PyMSQ is an open-source Python package that enables breeders, geneticists, and quantitative biologists to estimate Mendelian sampling–related metrics—including variance, covariance, and haplotype-based similarities—in both plant and animal species. For simplicity, PyMSQ consists of a single module, [`msq`](docs/documentation_msq.md).

## Key Features
- **Within-Family Covariance**  
  Constructs population-specific covariance matrices that capture within-family linkage disequilibrium, reflecting recombination patterns and phased marker data.

- **Mendelian Sampling (Co)Variance**  
  Estimates Mendelian sampling variance (MSV) for single or multiple traits, as well as covariances (MSCs), crucial for maintaining genetic diversity and controlling inbreeding.

- **Similarity Matrices**  
  Computes haplotype-based similarity matrices between individuals (or zygotes), focusing on shared heterozygous segments that drive within-family genetic variation.

- **Selection Criteria**  
  Offers functions to derive selection strategies (e.g., GEBVs, usefulness criteria, index-based approaches) that leverage MSV/MSC or similarity measures.

## Installation
PyMSQ is available on PyPI and can be installed via:

```bash
python -m pip install PyMSQ
```
    

## Basic Usage
Below is a minimal example illustrating how to import PyMSQ and call its core functions:


```python
from PyMSQ import msq  # Imports the msq module

# Example: Loading an included dataset
data = msq.load_package_data()

# Deriving expected LD matrices
ld_matrices = msq.expldmat(data['chromosome_data'], data['group_data'])

# Estimating Mendelian sampling (co)variances
msv = msq.msvarcov(
    gmat      = data['genotype_data'],
    gmap      = data['chromosome_data'],
    meff      = data['marker_effect_data'],
    exp_ldmat = ld_matrices,
    group     = data['group_data']
)

# Constructing similarity matrices
similarity = msq.simmat(
    gmat      = data['genotype_data'],
    gmap      = data['chromosome_data'],
    meff      = data['marker_effect_data'],
    group     = data['group_data'],
    exp_ldmat = ld_matrices
)
```


## Tutorial
A tutorial detailing each function’s parameters, usage examples, and best practices can be found [`here`](docs/Illustration_of_PyMSQ_functions.md). This tutorial walks you through:

1. **Loading** your own data or the bundled Holstein-Friesian dataset,

2. **Building** LD matrices for each chromosome,

3. **Estimating** Mendelian sampling (co)variances,

4. **Deriving** haplotype-based similarity,

5. **Applying** selection strategies using advanced metrics.


## Citation
If you use PyMSQ in academic work, please cite the following papers:

1. Musa, A. A., & Reinsch, N. (2026). PyMSQ: a Python package for fast Mendelian sampling (co)variance and haplotype-based similarity in genomic selection. *BMC Bioinformatics*, https://doi.org/10.1186/s12859-026-06392-5.
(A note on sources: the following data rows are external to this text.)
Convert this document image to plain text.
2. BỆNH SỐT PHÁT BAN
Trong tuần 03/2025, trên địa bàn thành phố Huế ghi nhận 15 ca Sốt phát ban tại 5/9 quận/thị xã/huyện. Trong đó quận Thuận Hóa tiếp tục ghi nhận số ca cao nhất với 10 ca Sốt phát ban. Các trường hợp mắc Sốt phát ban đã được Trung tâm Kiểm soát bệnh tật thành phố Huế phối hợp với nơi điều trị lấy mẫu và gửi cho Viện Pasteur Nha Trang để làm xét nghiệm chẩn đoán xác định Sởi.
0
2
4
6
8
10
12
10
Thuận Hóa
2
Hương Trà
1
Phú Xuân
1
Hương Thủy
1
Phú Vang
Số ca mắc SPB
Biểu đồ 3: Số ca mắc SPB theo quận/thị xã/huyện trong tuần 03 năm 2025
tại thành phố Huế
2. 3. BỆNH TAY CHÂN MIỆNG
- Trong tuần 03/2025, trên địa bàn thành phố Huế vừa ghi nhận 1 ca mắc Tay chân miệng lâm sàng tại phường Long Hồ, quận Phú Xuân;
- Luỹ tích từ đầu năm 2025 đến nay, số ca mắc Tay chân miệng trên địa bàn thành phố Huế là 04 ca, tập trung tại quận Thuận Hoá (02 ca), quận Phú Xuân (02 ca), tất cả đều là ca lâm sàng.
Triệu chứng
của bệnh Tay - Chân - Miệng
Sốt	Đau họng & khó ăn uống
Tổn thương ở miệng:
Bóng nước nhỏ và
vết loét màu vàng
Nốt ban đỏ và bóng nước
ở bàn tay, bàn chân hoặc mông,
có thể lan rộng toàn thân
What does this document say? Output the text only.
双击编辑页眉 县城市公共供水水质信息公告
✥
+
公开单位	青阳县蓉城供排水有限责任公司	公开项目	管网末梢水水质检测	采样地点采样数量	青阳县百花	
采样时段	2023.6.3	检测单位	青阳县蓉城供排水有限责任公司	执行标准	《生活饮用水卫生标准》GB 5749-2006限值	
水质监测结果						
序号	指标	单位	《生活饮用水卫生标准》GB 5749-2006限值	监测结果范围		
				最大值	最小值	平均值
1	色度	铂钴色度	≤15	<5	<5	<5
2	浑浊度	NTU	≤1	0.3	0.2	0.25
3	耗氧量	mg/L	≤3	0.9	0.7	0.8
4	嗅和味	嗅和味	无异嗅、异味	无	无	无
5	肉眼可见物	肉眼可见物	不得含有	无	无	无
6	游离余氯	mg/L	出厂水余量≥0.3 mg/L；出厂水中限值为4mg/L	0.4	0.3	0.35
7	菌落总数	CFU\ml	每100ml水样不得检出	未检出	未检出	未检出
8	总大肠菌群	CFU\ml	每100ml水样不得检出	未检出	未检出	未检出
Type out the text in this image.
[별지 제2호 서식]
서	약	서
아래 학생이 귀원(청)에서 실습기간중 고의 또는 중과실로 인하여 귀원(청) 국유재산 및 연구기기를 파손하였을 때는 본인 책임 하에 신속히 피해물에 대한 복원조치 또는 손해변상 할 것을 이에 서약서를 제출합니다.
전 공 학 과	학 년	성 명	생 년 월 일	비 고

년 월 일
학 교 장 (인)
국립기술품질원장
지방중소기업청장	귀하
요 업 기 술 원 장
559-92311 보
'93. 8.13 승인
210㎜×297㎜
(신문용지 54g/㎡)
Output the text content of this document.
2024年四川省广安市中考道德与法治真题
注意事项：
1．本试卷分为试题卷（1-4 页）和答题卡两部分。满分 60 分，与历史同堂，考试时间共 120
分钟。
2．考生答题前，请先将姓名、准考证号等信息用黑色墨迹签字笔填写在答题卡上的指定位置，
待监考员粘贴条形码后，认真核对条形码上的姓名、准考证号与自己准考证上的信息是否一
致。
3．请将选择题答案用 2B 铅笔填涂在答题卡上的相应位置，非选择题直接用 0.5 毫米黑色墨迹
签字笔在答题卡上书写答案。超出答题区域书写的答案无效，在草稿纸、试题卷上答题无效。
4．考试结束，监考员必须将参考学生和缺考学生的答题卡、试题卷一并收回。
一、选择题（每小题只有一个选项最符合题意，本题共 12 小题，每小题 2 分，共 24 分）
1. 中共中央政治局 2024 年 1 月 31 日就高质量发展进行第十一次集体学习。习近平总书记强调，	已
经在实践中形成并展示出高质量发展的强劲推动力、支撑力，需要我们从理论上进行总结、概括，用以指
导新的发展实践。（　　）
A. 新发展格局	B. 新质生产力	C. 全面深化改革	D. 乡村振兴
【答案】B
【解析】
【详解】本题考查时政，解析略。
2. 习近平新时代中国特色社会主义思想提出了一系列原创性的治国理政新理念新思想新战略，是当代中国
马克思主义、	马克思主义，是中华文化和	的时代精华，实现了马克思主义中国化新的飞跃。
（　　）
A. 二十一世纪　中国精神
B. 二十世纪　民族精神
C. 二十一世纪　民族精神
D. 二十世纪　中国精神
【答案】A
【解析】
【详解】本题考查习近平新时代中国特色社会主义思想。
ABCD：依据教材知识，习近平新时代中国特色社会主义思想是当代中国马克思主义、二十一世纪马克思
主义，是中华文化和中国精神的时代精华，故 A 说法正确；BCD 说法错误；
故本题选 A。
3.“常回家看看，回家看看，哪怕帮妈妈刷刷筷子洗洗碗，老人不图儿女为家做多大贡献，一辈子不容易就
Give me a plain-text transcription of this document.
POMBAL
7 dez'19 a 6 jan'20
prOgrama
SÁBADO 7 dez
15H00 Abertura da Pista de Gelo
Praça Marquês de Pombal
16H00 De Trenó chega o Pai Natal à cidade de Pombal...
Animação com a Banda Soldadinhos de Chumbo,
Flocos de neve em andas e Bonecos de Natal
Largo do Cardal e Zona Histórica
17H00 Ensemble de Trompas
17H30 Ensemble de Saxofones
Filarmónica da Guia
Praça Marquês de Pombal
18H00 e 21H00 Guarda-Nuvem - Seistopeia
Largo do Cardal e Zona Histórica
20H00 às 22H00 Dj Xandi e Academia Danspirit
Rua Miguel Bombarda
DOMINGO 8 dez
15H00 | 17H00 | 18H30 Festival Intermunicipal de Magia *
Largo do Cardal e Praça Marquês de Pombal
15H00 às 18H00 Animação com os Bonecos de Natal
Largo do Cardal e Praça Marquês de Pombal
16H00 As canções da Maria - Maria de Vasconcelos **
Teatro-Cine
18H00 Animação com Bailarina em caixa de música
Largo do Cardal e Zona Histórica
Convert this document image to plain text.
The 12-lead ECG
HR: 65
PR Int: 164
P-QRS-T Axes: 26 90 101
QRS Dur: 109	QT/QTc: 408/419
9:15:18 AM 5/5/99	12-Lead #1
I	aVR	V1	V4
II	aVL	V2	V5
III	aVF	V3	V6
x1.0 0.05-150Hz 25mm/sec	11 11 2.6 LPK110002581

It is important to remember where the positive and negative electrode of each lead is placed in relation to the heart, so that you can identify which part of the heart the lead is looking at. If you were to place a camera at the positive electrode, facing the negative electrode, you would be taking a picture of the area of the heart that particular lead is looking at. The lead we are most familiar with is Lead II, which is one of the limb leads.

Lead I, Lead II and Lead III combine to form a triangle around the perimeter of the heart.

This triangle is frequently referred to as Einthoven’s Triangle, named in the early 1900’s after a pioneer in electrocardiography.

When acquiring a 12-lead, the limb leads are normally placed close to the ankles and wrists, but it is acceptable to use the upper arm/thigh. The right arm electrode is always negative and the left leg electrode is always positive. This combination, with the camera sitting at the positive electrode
2. Musa, A. A., & Reinsch, N. (2025). A similarity matrix for hedging haplotype diversity among parents in genomic selection. *Journal of Animal Breeding and Genetics*, https://doi.org/10.1111/jbg.12930.

3. Zenodo (software version v0.1.2): https://doi.org/10.5281/zenodo.18643470

## Funding
This study was supported by the Bundesanstalt für Landwirtschaft und Ernährung (BLE) under Grant 281B101516.



## Getting Help
- **Issues & Feature Requests**
If you encounter bugs, have feature requests, or need additional clarification, please open an issue on the [`PyMSQ GitHub repository`](https://github.com/aromemusa/PyMSQ).

- **License**
PyMSQ is released under the MIT License, allowing both academic and commercial use.



**Happy analyzing!**
We hope PyMSQ supports your work in breeding, helping you balance short-term genetic gains with the long-term preservation of essential haplotype diversity.